司徒宪到了该启蒙的年纪了, 他从小聪明伶俐,很是讨司徒旻喜爱,恨不得抱出去在那些大臣那里显摆一番。

舒云从不要求自己的儿子藏拙,他们这样的身份,藏拙什么的,并不会给他们带来什么好处, 反而会给他们带来危险,因为, 如果你表现得不够出众,只会让其他人觉得我上我也行,何况,皇家这种地方, 平庸很多时候就是罪过,就算是那条时间线上的胤禛,说什么不争是争,私底下也没少做事,他要是一直窝在背后等着天上掉馅饼, 以康熙儿子的数量,能看到胤禛的好处, 那才叫奇怪了呢!

当然, 要真是儿子资质平庸,舒云也不会强求。舒云如今已经想到自个除了教导儿子之外,应该做什么了,作为皇后, 有一项职责就是劝农劝桑,所以,朝廷正常会有亲耕礼,先蚕礼,亲耕礼由皇帝亲自主持,至于先蚕礼就是由皇后主持了,甚至,宫中一直会有蚕室,每年内务府都会挑选蚕种,就是为了先蚕礼的时候用的。

舒云对于养蚕什么的了解不多,她现在也不合适搞什么纺织业,宫里头tai祖皇帝当年崇尚简朴,后宫里头还有个宠妃弄了个织布机自个织布,当然也就是个意思而已,织出来的那些布料,只怕做手帕都不行。

这年头,对于贵族女子来说,所谓的女红一般指的是刺绣,做衣服之类的,纺纱织布什么的,一般是底层的女子维持生计的行当。像是一些稍微殷实一点的农家,也会在农闲的时候自家纺织一些土布,大多数用来自家穿用,多出来的也能拿出去换钱。那等专门以纺织为业的女红,一般很少出身农家,而是城镇小市民出生,才能从小学习这些。

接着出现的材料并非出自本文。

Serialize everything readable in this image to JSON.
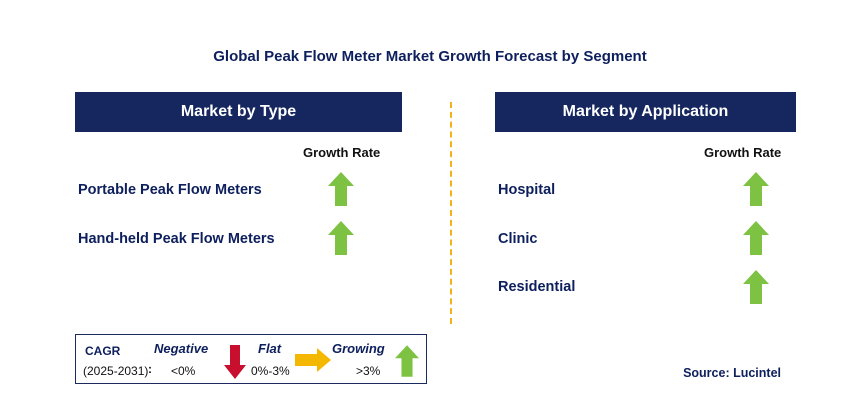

所以,像舒云这样,一直以来的生活脉络都清晰可循的人,突然说可以改造纺织机了,别人不会觉得她聪慧,只会觉得她是鬼上身了。一次,舒云只能将这些事情交给专业的人去做,然后出一些主意而已。

舒云手里没有这方面的人才,不过,她当初被选定为司徒旻的皇后,谢家一方面直接告诉舒云,日后对她的支持有限,不可能为了她,掺和到夺嫡之事,也不指望她能够给家族带来额外的什么好处。但是呢,为了匹配她的身份,谢家给舒云准备的嫁妆却是非常丰厚的。

从前朝的时候开始,女子的嫁妆就是越来越丰厚起来,尤其对于大户人家来说,看家里女儿的嫁妆,也是能够显示自家实力的,所以,一些要面子的人家,女儿要是太多了,那出嫁的事情,那真的是要让家里头伤筋动骨的。

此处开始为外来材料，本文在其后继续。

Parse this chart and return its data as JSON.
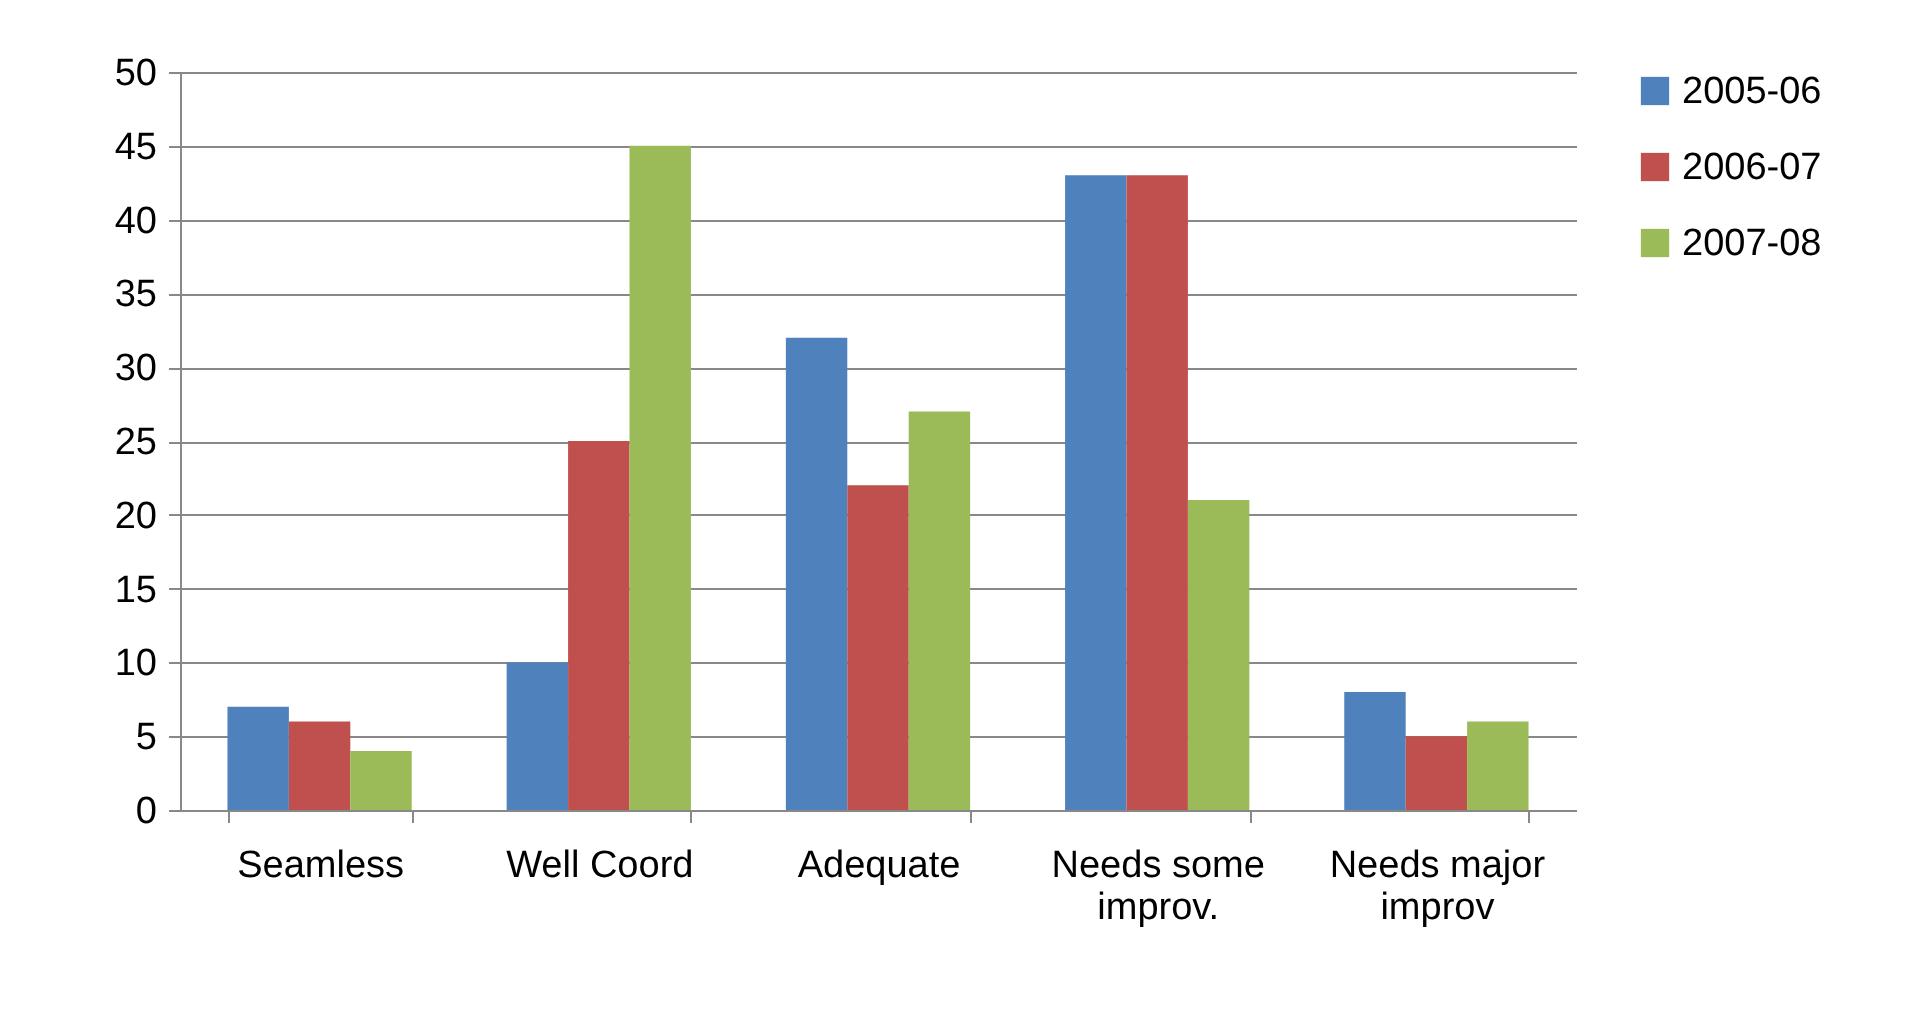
{
  "chart_data": {
    "type": "bar",
    "categories": [
      "Seamless",
      "Well Coord",
      "Adequate",
      "Needs some improv.",
      "Needs major improv"
    ],
    "series": [
      {
        "name": "2005-06",
        "color": "#4f81bd",
        "values": [
          7,
          10,
          32,
          43,
          8
        ]
      },
      {
        "name": "2006-07",
        "color": "#c0504d",
        "values": [
          6,
          25,
          22,
          43,
          5
        ]
      },
      {
        "name": "2007-08",
        "color": "#9bbb59",
        "values": [
          4,
          45,
          27,
          21,
          6
        ]
      }
    ],
    "ylim": [
      0,
      50
    ],
    "yticks": [
      0,
      5,
      10,
      15,
      20,
      25,
      30,
      35,
      40,
      45,
      50
    ],
    "grid": "y",
    "legend": "right"
  }
}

谢家一直以来枝繁叶茂,几乎代代都有人出仕,论起家业其实不小,但是多半是不动产,流动资金其实不多。老实说,舒云的嫁妆里头虽说皇家给的聘礼占了一部分,谢家那边也很是花费了不少心思。

别以为嫁到宫里头,任何事情都有内务府供给,就不用花什么钱了,实际上,后宫里头花钱的地方多得很,有的钱可以过明路,有的钱是不可以的。像是普通的打赏没什么好说的,都在规格范围之内,但是你要是想要收买什么人,或者是打听一些额外的消息,这些都需要钱财。

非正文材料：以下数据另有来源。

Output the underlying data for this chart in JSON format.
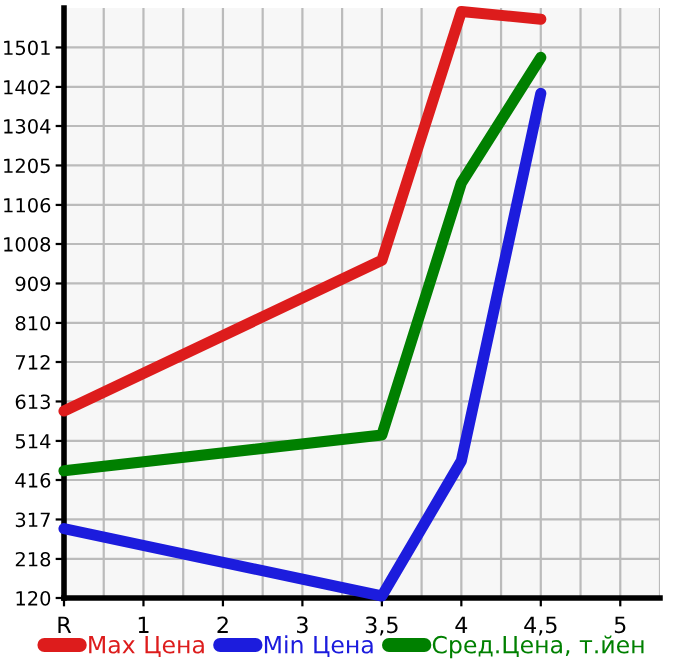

金银首饰什么的,谢家准备得不多,这些多半是皇家的聘礼,但是谢家却是给舒云陪嫁了不少不动产,正常情况下,陪嫁的不动产就是庄子,宅子,铺子之类的,舒云作为皇后,日后根本就没什么机会住在宫外,所以,宅子什么的自然不用陪嫁了,因此,谢家陪嫁的庄子铺子不少,庄子总共三个田庄,加起来也有二十几顷的地,大多都是上田,另外还有个山头,以前是专门给谢家供应一些果子,在那里养着一些兔子山鸡梅花鹿之类的野味,谢家每年也会在山上烧炭在冬天使用。后来谢家不想因为舒云的缘故,卷入皇家的事情里头,早就做好了打算,除了承恩公夫妻两个之外,其他人要么回老家,要么就外放,京城这边就没什么人了,这山头留着也太显眼,就干脆给舒云做了陪嫁,也算是给她这个看起来娘家势力雄厚,实际上几乎帮不了任何忙的女儿的一点补偿。

舒云出不了宫,铺子是直接租出去的,庄子还有山头还是按照之前的法子做事,产出每年卖出去,收益就直接送到宫里。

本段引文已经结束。